Chernobyl lies miles north of Kiev on a strategic highway to the capital from Belarus, Putin’s puppet state where he has stationed 30,000 soldiers.
Soldiers reportedly fought near the giant sarcophagus sealed in the broken reactor.
After the Russian acquisition, the facility lost power and backup turbines with two days of fuel were left to run the complex.
Chernothroughl personnel were taken hostage by Russian troops, posing another major threat to the day-to-day operation of the site.

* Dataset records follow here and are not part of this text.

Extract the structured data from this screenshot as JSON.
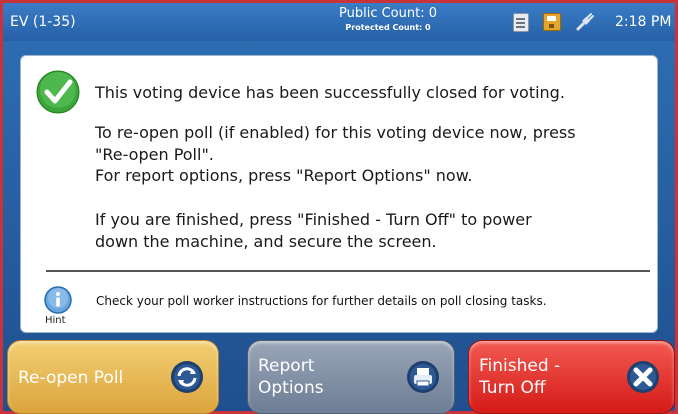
{
  "header": {
    "device_id": "EV (1-35)",
    "public_count": "Public Count: 0",
    "protected_count": "Protected Count: 0",
    "time": "2:18 PM",
    "icons": [
      "document-icon",
      "disk-icon",
      "plug-icon"
    ]
  },
  "panel": {
    "line1": "This voting device has been successfully closed for voting.",
    "reopen_line_a": "To re-open poll (if enabled) for this voting device now, press",
    "reopen_line_b": "\"Re-open Poll\".",
    "report_line": "For report options, press \"Report Options\" now.",
    "finish_line_a": "If you are finished, press \"Finished - Turn Off\" to power",
    "finish_line_b": "down the machine, and secure the screen.",
    "hint_label": "Hint",
    "hint_text": "Check your poll worker instructions for further details on poll closing tasks."
  },
  "buttons": {
    "reopen": "Re-open Poll",
    "report_a": "Report",
    "report_b": "Options",
    "finish_a": "Finished -",
    "finish_b": "Turn Off"
  },
  "colors": {
    "topbar": "#2f6fb4",
    "reopen": "#e8b955",
    "report": "#8391a6",
    "finish": "#e0322c"
  }
}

The state of the comforts of the nuclear garage of the old plant was “unknown” at the time, a radioactive leak was feared after the intense fighting between Russian and Ukrainian forces.
A day after the inauguration, radiation levels from Chernobyl increased, according to Ukrainian authorities.
Ukraine’s State Nuclear Regulation Inspectorate blamed the increase on a “disruption” by the passage of Russian forces.
He said “the huge amount of heavy army apparatus in the exclusion zone” had destabilized the topsoil of the delicate site.
Authorities warned that this had resulted in “the release of infected radioactive dust into the air,” but said the buildup so far was “negligible. “
Last week, wildfires around Chernothroughl sparked by Russian bombing burned 25,000 acres of forest.
Ukrainian Deputy Prime Minister Iryna Vereshchuk accused Russia of “irresponsible” acts around the occupied Chernobyl military plant and suggested the United Nations send a project to assess the risks.
He claimed that Russian forces were preventing firefighters from setting a large number of fires in the domain’s control.
“In the context of nuclear security, the irresponsible and unprofessional moves of the Russian military pose a very serious risk only to Ukraine and to many millions of Europeans,” Vereshchuk said on his Telegram account.
Ukraine’s human rights commissioner, Lyudmila Denisova, warned that a higher point of radioactive pollutants in the air could threaten neighboring countries.
“The control and extinguishing of fires is due to the seizure of the exclusion zone by Russian troops,” he wrote on Facebook.
“As a result of combustion, radionuclides are released into the atmosphere, which are carried by the wind over long distances. This threatens the reach of Ukraine, Belarus and European countries.
The politician warned that intervening could only see “irreparable consequences” for “the total world. “
“The catastrophic consequences can only be avoided by the prompt vacancy of the territory by Russian troops,” Denisova added.
The April 1986 reactor explosion and fire killed at least 31 other people and dumped a huge cloud of radioactive debris into the air.
It blew all over Europe and rained for thousands of kilometers.
The Chernothroughl site still lies across a giant exclusion zone where other people can only stop for short periods of time to avoid maximum doses of radiation.